Usefulness (utility) is in the eye of the beholder. :)

> It is also a mistake to think of "the" server as being one machine. It
> is becomming extremely popular to use CDN services these days. CDN are
> reverse-proxy services in one form or another. So "the" server may be
> a chain of servers on some path through a server farm.

In my case, those abstractions are not significant. The goal is
determining, for a client behind a forward proxy, can the proxy simply
inform the client of the IP address to which the proxy connected to
fetch the resource? The IP address is the key data element for this
case. Even with a CDN the IP address of the frontend is fine.

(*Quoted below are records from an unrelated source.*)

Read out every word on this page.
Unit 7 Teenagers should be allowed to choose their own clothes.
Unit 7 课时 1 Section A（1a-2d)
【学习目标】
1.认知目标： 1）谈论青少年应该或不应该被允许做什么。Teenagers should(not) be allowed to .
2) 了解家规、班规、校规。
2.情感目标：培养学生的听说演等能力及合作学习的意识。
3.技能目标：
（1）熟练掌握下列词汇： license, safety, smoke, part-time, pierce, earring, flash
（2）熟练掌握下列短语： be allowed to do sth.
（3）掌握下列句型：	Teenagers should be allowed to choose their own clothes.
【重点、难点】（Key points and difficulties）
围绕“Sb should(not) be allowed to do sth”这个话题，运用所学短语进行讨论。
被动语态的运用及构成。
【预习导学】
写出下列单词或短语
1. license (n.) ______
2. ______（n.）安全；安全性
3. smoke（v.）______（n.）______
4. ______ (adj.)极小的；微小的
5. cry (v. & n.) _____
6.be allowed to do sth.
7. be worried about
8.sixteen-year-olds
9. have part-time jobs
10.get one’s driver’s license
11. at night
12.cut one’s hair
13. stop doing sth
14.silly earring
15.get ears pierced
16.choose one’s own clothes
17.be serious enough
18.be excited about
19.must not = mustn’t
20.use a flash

> 1) The Via header is closest to what you are seeking. In responses it
> contains each servers FQDN or an unique alias. It is supposed to
> contain a record of the whole chain of machines the message traversed.
>  - The problem is that a lot of admin disable it or strip it out of
> the traffic. So you may get a proper chain or only what your proxy is
> adding, with no easy way to identify missing chain data.

I view the Via header as similar to the Received header in SMTP. In
this case it's added by other proxies/caches, correct? But I have no
cache hierarchy, and simply need the IP address of the origin server.
Squid knows what it is, because it opens a socket to it. It can filter
it with ACLs. It can log it in the access log.

Can it add it into a response header?